I interacted quite a bit with constituents / tourists who were in town from North Carolina. We’d help set them up with tickets to The White House, a private tour of The Capitol, or anything else they needed. Whenever possible, it was arranged for Helms to “drop by” with the visitors, shake a few hands, and pose for pictures.
I couldn’t begin to tell you how many people — after he left the vicinity — said things to me like: “Wow. He really is a good man. He’s not at all like they say he is on the news.”
(No kidding. )
MORE:
[…] He once believed Mr. Helms had “no redeeming social value,” Mr. Biden said, until a senior Democratic senator chided him, explaining that Mr. Helms and his wife had adopted a disabled teenager.
It was a moment of revelation, Mr. Biden said.
“It’s awful hard having to reach across the table and shake hands,” he said. “No matter how bitterly you disagree, though, it is always possible if you question judgment and not motive.”[…]
“No redeeming social value,” eh? And this is coming from a man with a record of plagiarizing speeches and sitting beside pants-optional Ted Kennedy on the Senate Judiciary Committee as they tag-teamed Republican judicial nominees with slander and all kinds of other abuse?
MORE:
[…]The audience was Yale University’s graduating class of 2015. Mr. Biden delivered the speech as the sitting vice president of the United States. His remarks on Mr. Helms, who died in 2008, stirred not a hint of controversy.
As Mr. Biden seeks the White House four years later, his reminiscences about working with hard-line reactionaries — including segregationists like James O. Eastland and Herman Talmadge — have provoked an entirely different response. His evident nostalgia for forging compromises, even with racist figures like them, touched off a disruptive new controversy for his campaign, as liberal leaders and Democratic rivals accused him of being insensitive and out of touch. […]
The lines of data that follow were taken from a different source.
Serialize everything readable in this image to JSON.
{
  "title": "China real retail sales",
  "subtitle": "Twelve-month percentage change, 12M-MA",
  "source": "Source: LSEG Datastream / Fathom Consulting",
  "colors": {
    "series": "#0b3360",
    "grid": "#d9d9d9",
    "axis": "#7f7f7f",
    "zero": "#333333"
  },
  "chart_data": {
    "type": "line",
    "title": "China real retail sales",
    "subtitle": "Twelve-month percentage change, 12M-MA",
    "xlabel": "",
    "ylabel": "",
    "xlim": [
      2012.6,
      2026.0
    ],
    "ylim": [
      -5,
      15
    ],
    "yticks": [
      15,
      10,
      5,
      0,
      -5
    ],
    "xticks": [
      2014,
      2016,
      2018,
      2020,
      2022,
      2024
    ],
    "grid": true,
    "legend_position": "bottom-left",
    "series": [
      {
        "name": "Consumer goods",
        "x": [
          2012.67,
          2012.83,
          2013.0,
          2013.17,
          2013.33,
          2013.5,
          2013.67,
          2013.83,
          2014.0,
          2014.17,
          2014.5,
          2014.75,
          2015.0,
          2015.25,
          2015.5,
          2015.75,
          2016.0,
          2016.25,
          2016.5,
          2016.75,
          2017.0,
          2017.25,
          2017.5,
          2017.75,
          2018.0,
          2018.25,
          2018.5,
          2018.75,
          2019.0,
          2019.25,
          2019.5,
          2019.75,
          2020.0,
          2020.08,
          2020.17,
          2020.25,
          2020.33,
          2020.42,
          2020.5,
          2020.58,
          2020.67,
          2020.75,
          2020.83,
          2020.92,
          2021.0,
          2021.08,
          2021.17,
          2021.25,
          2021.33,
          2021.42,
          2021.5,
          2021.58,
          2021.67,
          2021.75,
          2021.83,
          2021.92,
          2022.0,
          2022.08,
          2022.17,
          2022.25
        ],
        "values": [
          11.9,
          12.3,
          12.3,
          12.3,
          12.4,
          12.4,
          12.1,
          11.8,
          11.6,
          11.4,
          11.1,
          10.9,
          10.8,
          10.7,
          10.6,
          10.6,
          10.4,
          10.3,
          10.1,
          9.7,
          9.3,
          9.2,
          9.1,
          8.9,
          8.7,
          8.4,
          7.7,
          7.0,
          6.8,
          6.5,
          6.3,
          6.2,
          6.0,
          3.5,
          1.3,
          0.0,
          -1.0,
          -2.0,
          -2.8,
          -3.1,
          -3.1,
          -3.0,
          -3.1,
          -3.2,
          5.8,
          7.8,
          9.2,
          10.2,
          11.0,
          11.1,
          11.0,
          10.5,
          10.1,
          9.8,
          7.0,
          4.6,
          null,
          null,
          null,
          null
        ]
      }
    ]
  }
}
I well recall listening to Jesse Helms while getting ready for work early in the mornings in the mid-1960s. He made good sense then and certainly reinforced / matured good sense as a Senator. Would that the character had not since been bred out of the Republican Party, a detestable group of self-servers who would be shunned by Jesse today. The Left feared Jesse, with good reason. Being liked is good; being feared is much, much better.
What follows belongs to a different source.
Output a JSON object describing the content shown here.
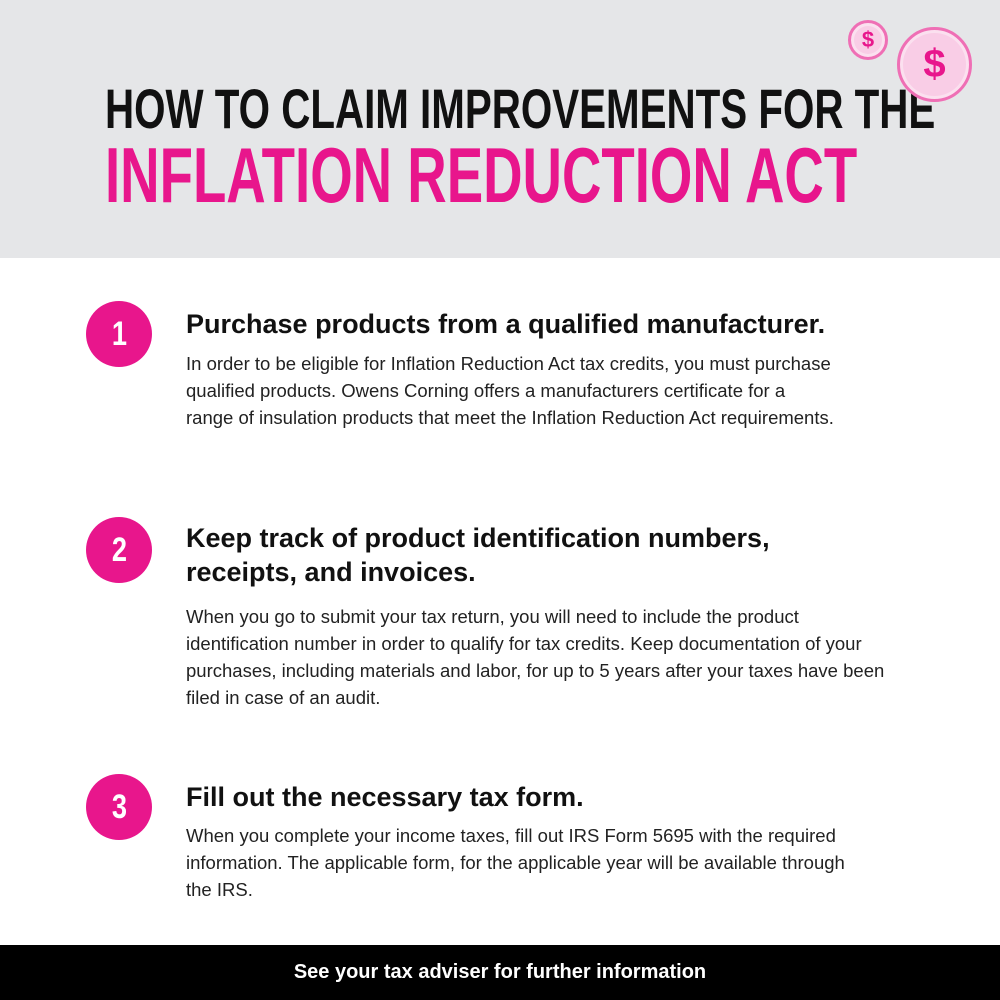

I was privileged, when I was very much a younger man and over a period of years, to have spent a fair amount of time in the company of Jesse Helms under varying circumstances. First, back in his election campaign in 1972 and later during the Reagan campaign in 1976, and especially, his reelection effort in 1977-78. He was a remarkable man by any standard, and well-deserving of the term “statesman.” He was the consummate gentleman. During the 1977-78 campaign I frequently traveled with him to campaign events in N.C. and during my time in his company I witnessed countless acts of kindness and concern on his part. He had a genuine affinity for “the little people” — always wanted to help those “in need” regardless of circumstance, and I never saw him offer anything but respect to others. While it might be said, by some, that his views were largely shaped and influenced “in another age,” they were sincerely held and steadfastly defended with honor, intellectual consistency, and integrity. He was too, a man of strong religious faith, who felt it his duty uphold the highest of moral standards — and he did so. The Republican Party, our state and nation, were fortunate to have been served by Jesse Helms for a period of many years. All of us would do well to honor his memory.
I bet the NCCP gives the Helms legacy more respect than the NC Greed Over Principle crowd.